Fortunately, for people whose SQL is rusty, and who don’t feel like learning both SQL and R, we can do all of this using the diplyr package in R.

First we need to declare covid as a tbl for use with dplyr. We’ll call it covid_ecdc to avoid any confusion.

> covid_ecdc <- tbl(SQLcon, "covid")

This will now be treated as an R tibble, but it is still in the database!!!

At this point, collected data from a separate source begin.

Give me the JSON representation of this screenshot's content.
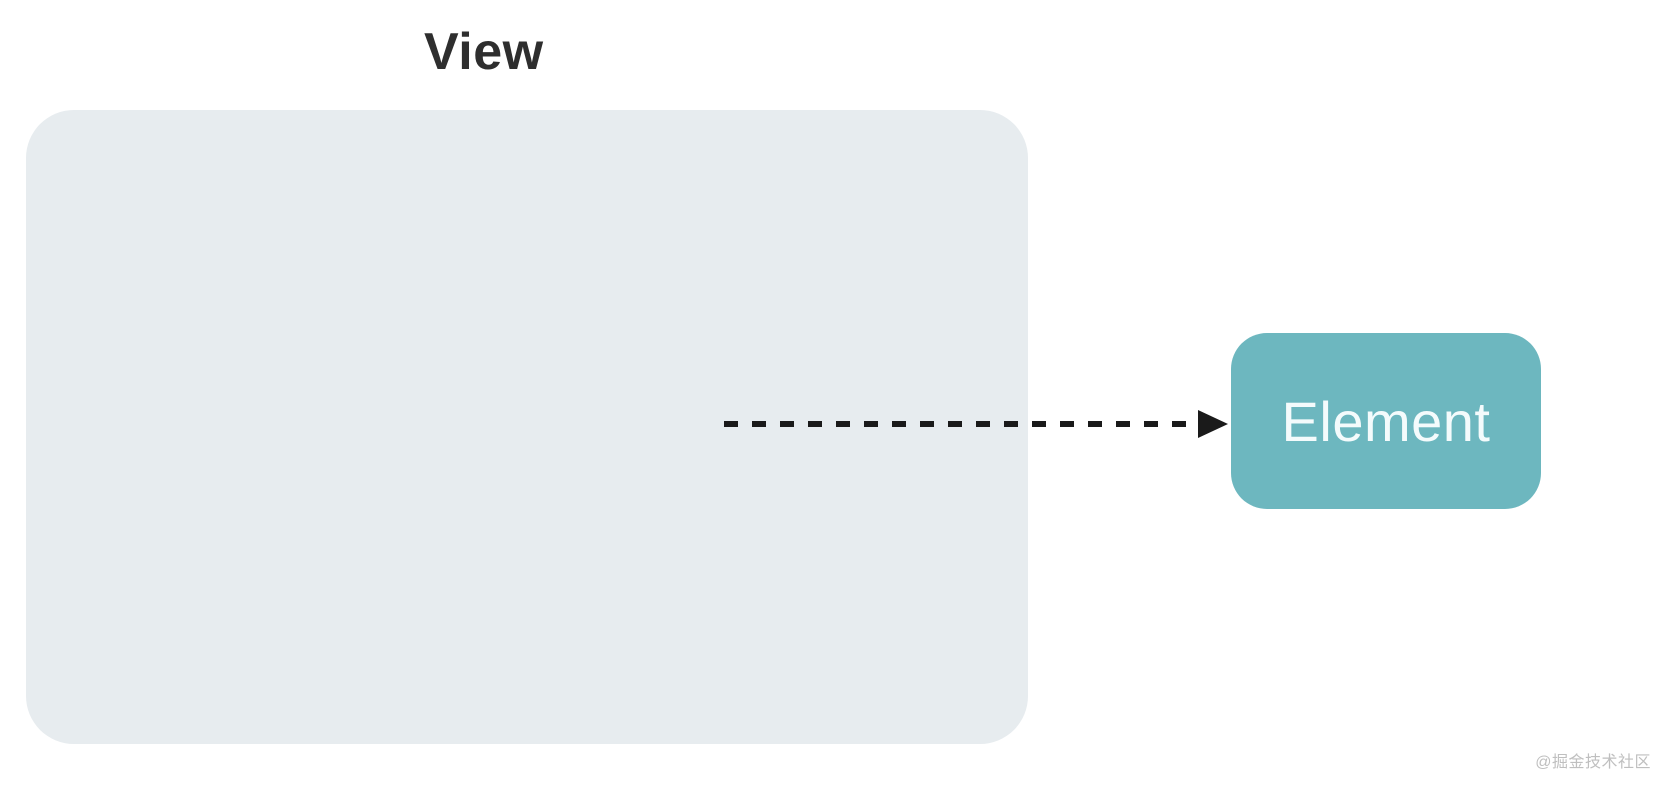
{
  "diagram": {
    "view_title": "View",
    "element_label": "Element",
    "arrow": {
      "style": "dashed",
      "direction": "left-to-right",
      "from": "View",
      "to": "Element"
    }
  },
  "watermark": "@掘金技术社区",
  "colors": {
    "view_box_bg": "#e7ecef",
    "element_box_bg": "#6db7bf",
    "element_text": "#f4fbfc",
    "title_text": "#2e2e2e",
    "arrow": "#1a1a1a"
  }
}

It is always useful to have a quick glance at the data set structure to find out how the information it contains is structured. Knowledge of the structure is important, because it allows us later to filter out the desired information very precisely, based on criteria to limit specific dimensions, i.e. variables.

> covid_ecdc %>%
+   glimpse()

## Rows: ??
## Columns: 12
## Database: sqlite 3.33.0 [:memory:]
## $ dateRep                                                      <dbl> 16066944…
## $ day                                                          <dbl> 30, 29, …
## $ month                                                        <dbl> 11, 11, …
## $ year                                                         <dbl> 2020, 20…
## $ cases                                                        <dbl> 0, 228, …
## $ deaths                                                       <dbl> 0, 11, 1…
## $ countriesAndTerritories                                      <chr> "Afghani…
## $ geoId                                                        <chr> "AF", "A…
## $ countryterritoryCode                                         <chr> "AFG", "…
## $ popData2019                                                  <dbl> 38041757…
## $ continentExp                                                 <chr> "Asia", …
## $ `Cumulative_number_for_14_days_of_COVID-19_cases_per_100000` <dbl> 6.416633…

Before we go any further and start the analysis of covid data we will replicate the above queries using the dplyr functions. First, to illustrate how easy it is to do the column selection with dplyr we’ll select countriesAndTerritories and continentExpfrom ourcovid_ecdc` data.

> head(covid_ecdc %>% 
+        select(countriesAndTerritories, continentExp)) # returns first six rows of the vector, i.e. tibble

## # Source:   lazy query [?? x 2]
## # Database: sqlite 3.33.0 [:memory:]
##   countriesAndTerritories continentExp
##   <chr>                   <chr>       
## 1 Afghanistan             Asia        
## 2 Afghanistan             Asia        
## 3 Afghanistan             Asia        
## 4 Afghanistan             Asia        
## 5 Afghanistan             Asia        
## 6 Afghanistan             Asia

The First query was the count of entries for each continent.

> covid_ecdc %>% 
+   group_by(continentExp) %>% 
+   tally()

## # Source:   lazy query [?? x 2]
## # Database: sqlite 3.33.0 [:memory:]
##   continentExp     n
##   <chr>        <int>
## 1 Africa       14196
## 2 America      13056
## 3 Asia         12653
## 4 Europe       16601
## 5 Oceania       2332
## 6 Other           64

The second was to look for the number of entries for the UK.

> covid_ecdc %>%
+   filter(countriesAndTerritories == "United_Kingdom") %>%
+   tally()

## # Source:   lazy query [?? x 1]
## # Database: sqlite 3.33.0 [:memory:]
##       n
##   <int>
## 1   336

If you do not have to manipulate and do the engineering work with DBs, but you need to access it to obtain data for the analysis, you might find it easier to do it all using the dplyr. It is intuitive and therefore easier to write. You cannot deny that dplyr’s version also looks neater.

Next, we’ll check the total number of readings for each country and present it in a table using the DT package. DT provides an R interface to the JavaScript library DataTables, which will enable us to filter through the displayed data.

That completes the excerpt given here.